A typical day? Hmm, hard to say. I’m not sure if a typical day would start with the day or with the night. Night, probably.
All right: for the purposes of the documentary, I’ll say day. Julian would be up at daybreak no matter how little sleep he’d got, but the rest of us rose a bit later, say nine or ten. That sounds early to you? Well, youngster, it felt that way to me, too!

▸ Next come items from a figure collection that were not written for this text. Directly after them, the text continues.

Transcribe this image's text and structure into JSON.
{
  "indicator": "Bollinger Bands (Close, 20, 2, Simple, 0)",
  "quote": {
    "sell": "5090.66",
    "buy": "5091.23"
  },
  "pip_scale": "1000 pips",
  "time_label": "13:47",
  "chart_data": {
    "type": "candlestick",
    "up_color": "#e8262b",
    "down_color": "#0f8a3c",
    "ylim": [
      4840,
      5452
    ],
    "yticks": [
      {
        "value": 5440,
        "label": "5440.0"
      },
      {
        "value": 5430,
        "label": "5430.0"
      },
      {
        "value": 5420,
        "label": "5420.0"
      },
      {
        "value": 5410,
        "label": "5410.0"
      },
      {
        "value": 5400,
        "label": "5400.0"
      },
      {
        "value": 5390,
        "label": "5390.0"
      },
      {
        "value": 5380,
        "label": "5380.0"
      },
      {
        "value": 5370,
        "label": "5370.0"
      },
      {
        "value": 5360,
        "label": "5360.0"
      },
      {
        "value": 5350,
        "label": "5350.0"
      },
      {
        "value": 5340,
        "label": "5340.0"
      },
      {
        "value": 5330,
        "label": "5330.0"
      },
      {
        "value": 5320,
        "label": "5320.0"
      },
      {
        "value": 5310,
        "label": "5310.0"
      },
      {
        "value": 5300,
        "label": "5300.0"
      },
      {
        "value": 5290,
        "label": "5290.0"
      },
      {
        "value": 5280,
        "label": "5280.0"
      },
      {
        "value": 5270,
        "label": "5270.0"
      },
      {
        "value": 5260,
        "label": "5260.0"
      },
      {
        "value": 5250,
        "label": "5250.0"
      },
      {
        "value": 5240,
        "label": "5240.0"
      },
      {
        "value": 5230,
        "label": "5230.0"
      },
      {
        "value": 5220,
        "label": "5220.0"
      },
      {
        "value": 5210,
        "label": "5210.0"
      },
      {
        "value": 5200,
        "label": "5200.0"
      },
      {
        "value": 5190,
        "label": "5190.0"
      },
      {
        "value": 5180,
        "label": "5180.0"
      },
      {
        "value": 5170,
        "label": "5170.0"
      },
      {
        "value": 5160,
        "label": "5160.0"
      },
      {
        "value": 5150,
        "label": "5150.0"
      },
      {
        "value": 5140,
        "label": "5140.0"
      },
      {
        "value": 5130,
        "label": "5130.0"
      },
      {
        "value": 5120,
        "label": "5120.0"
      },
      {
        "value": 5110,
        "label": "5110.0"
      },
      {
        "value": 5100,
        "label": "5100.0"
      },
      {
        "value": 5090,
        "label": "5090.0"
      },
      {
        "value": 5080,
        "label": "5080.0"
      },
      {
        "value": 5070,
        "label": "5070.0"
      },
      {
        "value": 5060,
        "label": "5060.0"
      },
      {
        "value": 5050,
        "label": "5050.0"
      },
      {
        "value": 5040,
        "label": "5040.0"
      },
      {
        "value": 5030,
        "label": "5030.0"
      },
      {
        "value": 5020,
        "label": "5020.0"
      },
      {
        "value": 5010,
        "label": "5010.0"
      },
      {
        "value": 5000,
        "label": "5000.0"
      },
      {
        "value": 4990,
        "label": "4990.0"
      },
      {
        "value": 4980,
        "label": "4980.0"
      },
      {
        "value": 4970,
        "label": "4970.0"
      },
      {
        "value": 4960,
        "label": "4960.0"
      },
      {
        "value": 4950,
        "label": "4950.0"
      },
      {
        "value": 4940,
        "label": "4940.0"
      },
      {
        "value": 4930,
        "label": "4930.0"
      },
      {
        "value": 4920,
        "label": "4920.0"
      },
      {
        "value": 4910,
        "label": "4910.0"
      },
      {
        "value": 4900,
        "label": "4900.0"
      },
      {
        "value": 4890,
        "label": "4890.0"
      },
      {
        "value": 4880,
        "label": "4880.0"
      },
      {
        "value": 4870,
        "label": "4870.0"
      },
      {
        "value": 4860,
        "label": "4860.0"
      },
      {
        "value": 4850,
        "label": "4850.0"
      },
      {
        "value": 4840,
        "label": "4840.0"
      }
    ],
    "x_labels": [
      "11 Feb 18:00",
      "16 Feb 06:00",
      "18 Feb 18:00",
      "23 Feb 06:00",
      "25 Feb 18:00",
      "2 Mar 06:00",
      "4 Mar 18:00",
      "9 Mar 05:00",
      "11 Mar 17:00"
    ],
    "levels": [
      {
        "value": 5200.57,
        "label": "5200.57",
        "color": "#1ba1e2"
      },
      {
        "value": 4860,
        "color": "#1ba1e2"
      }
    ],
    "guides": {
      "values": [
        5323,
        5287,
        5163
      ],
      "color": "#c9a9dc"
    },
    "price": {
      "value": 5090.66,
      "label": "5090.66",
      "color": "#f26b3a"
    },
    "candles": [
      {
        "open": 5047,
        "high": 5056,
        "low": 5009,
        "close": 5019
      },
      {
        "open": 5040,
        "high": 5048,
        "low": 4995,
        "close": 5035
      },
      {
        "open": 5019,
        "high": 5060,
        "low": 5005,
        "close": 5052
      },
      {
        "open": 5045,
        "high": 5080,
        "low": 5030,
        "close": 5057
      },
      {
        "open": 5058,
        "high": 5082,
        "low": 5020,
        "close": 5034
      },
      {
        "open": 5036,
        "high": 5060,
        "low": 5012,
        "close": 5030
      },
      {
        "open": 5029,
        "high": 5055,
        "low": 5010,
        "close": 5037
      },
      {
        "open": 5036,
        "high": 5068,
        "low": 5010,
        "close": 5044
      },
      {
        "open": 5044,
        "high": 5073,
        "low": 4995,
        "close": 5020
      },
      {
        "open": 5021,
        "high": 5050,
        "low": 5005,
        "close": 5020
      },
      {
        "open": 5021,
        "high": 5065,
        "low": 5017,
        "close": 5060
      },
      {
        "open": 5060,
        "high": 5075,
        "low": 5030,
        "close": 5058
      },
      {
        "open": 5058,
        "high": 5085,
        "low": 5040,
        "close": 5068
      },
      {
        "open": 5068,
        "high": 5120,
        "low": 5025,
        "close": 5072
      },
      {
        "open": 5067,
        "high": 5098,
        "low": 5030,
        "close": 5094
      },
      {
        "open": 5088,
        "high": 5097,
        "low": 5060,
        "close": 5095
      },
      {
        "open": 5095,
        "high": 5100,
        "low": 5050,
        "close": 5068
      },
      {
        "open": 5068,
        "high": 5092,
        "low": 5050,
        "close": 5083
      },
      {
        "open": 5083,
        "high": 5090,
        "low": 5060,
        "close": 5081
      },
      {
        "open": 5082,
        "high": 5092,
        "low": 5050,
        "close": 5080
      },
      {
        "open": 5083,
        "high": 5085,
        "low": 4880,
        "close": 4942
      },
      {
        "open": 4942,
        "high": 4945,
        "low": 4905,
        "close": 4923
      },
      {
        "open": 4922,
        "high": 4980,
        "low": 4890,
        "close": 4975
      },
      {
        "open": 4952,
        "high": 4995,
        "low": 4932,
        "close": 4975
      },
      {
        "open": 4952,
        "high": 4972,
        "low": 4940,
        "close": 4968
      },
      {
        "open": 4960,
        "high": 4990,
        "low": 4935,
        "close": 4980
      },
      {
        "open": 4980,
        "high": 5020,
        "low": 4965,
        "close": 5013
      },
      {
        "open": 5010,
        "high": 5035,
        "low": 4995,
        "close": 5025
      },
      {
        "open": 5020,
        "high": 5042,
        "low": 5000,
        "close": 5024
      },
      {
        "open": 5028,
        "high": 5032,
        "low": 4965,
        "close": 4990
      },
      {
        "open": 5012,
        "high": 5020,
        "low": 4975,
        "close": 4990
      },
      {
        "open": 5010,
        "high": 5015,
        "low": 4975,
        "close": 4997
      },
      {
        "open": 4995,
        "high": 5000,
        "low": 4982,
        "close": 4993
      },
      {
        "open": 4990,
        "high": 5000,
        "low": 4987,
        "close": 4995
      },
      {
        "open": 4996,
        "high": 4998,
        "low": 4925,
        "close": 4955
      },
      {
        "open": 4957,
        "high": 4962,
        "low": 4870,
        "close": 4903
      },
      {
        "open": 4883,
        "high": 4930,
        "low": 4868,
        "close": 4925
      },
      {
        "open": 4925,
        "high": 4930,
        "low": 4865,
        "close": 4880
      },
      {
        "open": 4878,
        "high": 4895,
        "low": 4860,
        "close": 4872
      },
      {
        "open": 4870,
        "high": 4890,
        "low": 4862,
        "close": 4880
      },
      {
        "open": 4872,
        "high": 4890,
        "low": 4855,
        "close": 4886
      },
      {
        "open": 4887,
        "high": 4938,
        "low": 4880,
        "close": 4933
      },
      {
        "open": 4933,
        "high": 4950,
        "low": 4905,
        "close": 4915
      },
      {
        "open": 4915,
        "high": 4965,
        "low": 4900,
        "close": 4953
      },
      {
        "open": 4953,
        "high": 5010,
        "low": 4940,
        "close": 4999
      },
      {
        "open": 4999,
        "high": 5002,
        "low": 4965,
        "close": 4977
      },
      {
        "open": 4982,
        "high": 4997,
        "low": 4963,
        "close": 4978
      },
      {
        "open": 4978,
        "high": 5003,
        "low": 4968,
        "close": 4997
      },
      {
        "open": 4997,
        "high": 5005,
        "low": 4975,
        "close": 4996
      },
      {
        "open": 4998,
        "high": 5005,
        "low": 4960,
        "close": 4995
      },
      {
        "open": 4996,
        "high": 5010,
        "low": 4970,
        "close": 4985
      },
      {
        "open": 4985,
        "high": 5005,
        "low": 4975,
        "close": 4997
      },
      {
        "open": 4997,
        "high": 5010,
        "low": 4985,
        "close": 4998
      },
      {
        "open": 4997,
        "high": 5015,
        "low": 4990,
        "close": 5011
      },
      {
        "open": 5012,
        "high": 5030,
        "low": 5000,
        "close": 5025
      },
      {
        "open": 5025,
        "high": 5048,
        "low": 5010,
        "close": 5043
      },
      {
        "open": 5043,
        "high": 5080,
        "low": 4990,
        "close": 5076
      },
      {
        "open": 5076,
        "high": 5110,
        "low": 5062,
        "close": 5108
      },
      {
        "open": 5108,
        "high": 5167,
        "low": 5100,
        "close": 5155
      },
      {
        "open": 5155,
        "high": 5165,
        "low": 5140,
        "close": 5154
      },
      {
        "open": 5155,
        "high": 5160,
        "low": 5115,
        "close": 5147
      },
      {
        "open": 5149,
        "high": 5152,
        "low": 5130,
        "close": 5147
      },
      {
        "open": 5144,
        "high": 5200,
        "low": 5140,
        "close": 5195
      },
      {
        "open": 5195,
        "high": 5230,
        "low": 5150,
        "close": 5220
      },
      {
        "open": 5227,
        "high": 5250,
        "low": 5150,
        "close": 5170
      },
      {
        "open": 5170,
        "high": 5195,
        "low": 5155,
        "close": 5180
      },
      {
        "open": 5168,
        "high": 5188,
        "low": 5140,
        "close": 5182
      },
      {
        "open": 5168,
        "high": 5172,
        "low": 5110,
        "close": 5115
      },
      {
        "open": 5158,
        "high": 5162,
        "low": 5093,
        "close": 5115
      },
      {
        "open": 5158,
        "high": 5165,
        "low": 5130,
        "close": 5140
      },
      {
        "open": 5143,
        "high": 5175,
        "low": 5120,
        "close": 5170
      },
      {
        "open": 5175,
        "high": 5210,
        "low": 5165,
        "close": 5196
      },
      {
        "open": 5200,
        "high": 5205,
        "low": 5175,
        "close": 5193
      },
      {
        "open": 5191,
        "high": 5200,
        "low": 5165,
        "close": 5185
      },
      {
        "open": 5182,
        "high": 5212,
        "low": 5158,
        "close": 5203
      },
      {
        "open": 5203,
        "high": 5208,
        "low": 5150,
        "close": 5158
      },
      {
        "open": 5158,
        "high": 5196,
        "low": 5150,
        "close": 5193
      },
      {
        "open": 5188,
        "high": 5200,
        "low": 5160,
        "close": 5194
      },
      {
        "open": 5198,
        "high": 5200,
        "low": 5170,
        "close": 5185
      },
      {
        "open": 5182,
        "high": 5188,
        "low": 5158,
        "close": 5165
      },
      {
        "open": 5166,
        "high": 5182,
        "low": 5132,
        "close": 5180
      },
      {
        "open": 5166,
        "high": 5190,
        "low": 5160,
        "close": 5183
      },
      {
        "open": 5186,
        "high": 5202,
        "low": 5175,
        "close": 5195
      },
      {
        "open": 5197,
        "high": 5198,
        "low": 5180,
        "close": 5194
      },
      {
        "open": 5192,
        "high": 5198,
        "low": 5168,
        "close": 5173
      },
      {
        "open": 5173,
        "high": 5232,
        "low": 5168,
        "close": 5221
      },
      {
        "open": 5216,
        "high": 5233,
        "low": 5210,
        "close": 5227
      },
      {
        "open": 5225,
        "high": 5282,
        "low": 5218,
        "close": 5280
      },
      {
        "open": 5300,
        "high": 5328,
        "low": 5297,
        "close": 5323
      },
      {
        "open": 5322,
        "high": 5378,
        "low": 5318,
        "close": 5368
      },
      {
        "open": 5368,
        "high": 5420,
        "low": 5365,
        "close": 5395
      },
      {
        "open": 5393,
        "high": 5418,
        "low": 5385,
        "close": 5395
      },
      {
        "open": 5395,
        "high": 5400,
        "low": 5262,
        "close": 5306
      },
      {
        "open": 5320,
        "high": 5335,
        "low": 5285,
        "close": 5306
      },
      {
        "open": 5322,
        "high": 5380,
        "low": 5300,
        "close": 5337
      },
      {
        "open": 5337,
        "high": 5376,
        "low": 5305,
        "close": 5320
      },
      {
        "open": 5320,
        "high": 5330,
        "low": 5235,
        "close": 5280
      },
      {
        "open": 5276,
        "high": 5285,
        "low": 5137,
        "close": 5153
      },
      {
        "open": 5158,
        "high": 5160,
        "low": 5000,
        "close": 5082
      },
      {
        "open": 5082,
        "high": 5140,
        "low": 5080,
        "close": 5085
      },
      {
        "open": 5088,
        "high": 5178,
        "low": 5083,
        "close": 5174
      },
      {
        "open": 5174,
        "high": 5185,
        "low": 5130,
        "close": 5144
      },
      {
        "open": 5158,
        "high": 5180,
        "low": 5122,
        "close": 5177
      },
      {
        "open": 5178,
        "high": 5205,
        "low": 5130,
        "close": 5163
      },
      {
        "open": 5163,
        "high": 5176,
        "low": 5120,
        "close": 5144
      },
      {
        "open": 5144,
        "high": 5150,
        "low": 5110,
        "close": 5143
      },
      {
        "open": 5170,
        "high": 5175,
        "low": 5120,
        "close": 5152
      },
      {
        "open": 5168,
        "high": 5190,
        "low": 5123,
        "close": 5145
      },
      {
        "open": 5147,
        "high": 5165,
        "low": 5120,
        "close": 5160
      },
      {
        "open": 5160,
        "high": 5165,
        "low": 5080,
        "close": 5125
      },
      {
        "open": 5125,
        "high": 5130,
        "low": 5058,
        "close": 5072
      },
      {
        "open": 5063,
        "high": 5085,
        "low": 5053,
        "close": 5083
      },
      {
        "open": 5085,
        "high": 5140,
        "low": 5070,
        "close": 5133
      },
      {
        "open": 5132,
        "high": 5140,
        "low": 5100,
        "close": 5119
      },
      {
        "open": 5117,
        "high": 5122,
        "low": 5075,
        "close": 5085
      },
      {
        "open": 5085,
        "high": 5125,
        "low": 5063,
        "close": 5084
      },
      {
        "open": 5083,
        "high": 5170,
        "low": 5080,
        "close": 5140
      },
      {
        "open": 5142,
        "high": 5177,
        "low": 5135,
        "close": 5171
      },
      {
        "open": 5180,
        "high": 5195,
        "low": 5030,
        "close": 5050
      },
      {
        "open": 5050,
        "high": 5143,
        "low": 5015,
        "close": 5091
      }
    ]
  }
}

But there was a feeling we all had that we were in a magic place, and we wanted to make the most of it. And we were young, so our powers of recovery were remarkable. We could drink all night, smoke till the house was spinning, do the odd bit of windowpane or blotter, busk at the pub if we needed a bit of ready cash for groceries, and still pop up bright-eyed and bushy-tailed and hop down to the living room, strap on our mighty axes, and get to work.
Still—“typical day”?
I don’t think those were typical days. Truly. They were halcyon days.
What does that mean? It’s from a myth told by Ovid. Alcyone is the original name—the daughter of the wind god. Her lover Ceyx was a king and the son of the morning star. Against Alcyone’s wishes, he set sail on a long journey across the sea. A terrible storm rose up, and he was drowned, along with everyone on board his ship. Weeks later, Alcyone discovered his body washed up on shore, and her grief was so great, she drowned herself.
But the gods took pity on her—on both of them—and turned them into birds. Kingfishers. So every summer there’s six or seven days of perfect calm, perfect sun. They call those halcyon days, in memory of Alcyone.
That’s how we lived at Wylding Hall: kingfisher days and golden nights. There was an enchantment on us; you can hear it in the music on the record. But the magic on that record is only a shadow of what we experienced then, playing together.
Yeah, okay, “shadow” doesn’t really work, does it? Mixing metaphors.
An echo—that’s what you hear on the album. An echo of what we created when we were all in that room together, Julian and Les and Ashton and me, mad Jon bashing away at his drum kit and the sun in those great windows like they were gold, not glass. We’d play for hours, until Julian broke a string or Tom rang on the phone. We’d all take a break for a slash or a smoke, and then back to it.